The Virginia broadcaster at the center of a streaming royalty lawsuit objects to a magistrate judge’s opinion that jeopardizes its suit.
VerStandig Broadcasting in a motion filed this week claims the judge’s opinion, which concluded the case should be tossed, was based on a “fundamental misconception” about the plaintiff’s suit. U.S. District Court Judge Michael Urbanski will ultimately make the final decision.
The declaratory judgment suit, filed by VerStandig in federal court in Virginia in April 2014, argues that using “geo-fencing” would qualify it for an exemption under webcasting copyright law and protection from SoundExchange, the entity responsible for collecting music recording royalties and distributing them to copyright owners.
Geo-fencing is streaming technology that would allow a broadcaster to limit streaming content to a defined area — in this case 150 miles of its transmitter. SoundExchange, which moved to dismiss the suit in June arguing the court lacks jurisdiction in the matter, claims in court documents the 150-mile royalty exemption set down by the Copyright Office only applies to satellite and cable systems and not broadcast streaming via the Internet.
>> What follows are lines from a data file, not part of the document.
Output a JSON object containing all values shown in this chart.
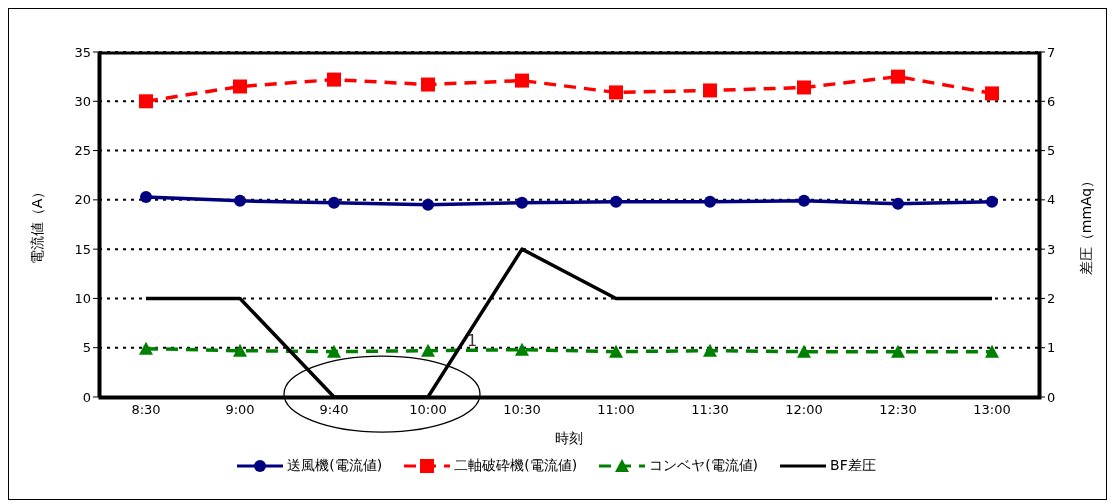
{
  "chart_data": {
    "type": "line",
    "xlabel": "時刻",
    "ylabel": "電流値（A）",
    "y2label": "差圧（mmAq）",
    "categories": [
      "8:30",
      "9:00",
      "9:40",
      "10:00",
      "10:30",
      "11:00",
      "11:30",
      "12:00",
      "12:30",
      "13:00"
    ],
    "series": [
      {
        "name": "送風機(電流値)",
        "color": "#000080",
        "marker": "circle",
        "line_style": "solid",
        "values": [
          20.3,
          19.9,
          19.7,
          19.5,
          19.7,
          19.8,
          19.8,
          19.9,
          19.6,
          19.8
        ]
      },
      {
        "name": "二軸破砕機(電流値)",
        "color": "#ff0000",
        "marker": "square",
        "line_style": "dashed",
        "values": [
          30.0,
          31.5,
          32.2,
          31.7,
          32.1,
          30.9,
          31.1,
          31.4,
          32.5,
          30.8
        ]
      },
      {
        "name": "コンベヤ(電流値)",
        "color": "#008000",
        "marker": "triangle",
        "line_style": "dashed",
        "values": [
          4.9,
          4.7,
          4.6,
          4.7,
          4.8,
          4.6,
          4.7,
          4.6,
          4.6,
          4.6
        ]
      },
      {
        "name": "BF差圧",
        "color": "#000000",
        "marker": "none",
        "line_style": "solid",
        "axis": "y2",
        "values": [
          2,
          2,
          0,
          0,
          3,
          2,
          2,
          2,
          2,
          2
        ]
      }
    ],
    "ylim": [
      0,
      35
    ],
    "yticks": [
      0,
      5,
      10,
      15,
      20,
      25,
      30,
      35
    ],
    "y2lim": [
      0,
      7
    ],
    "y2ticks": [
      0,
      1,
      2,
      3,
      4,
      5,
      6,
      7
    ],
    "grid": "y",
    "legend": "bottom",
    "annotations": [
      "1"
    ]
  }
}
VerStandig seeks a declaration that it will not be liable for copyright infringement under the Copyright Act. The broadcaster claims the magistrate’s recent findings were incomplete and based on the understanding that VerStandig planned to use geo-fencing on only WTGD(FM) in Harrisonburg, Va., which currently does not stream its on-air programming.
However, VerStandig also intends to use the technology on the current Internet streams of fellow Harrisonburg market stations WQPO(FM) and WJDV(FM), which is something the magistrate judge did not consider, according to court documents.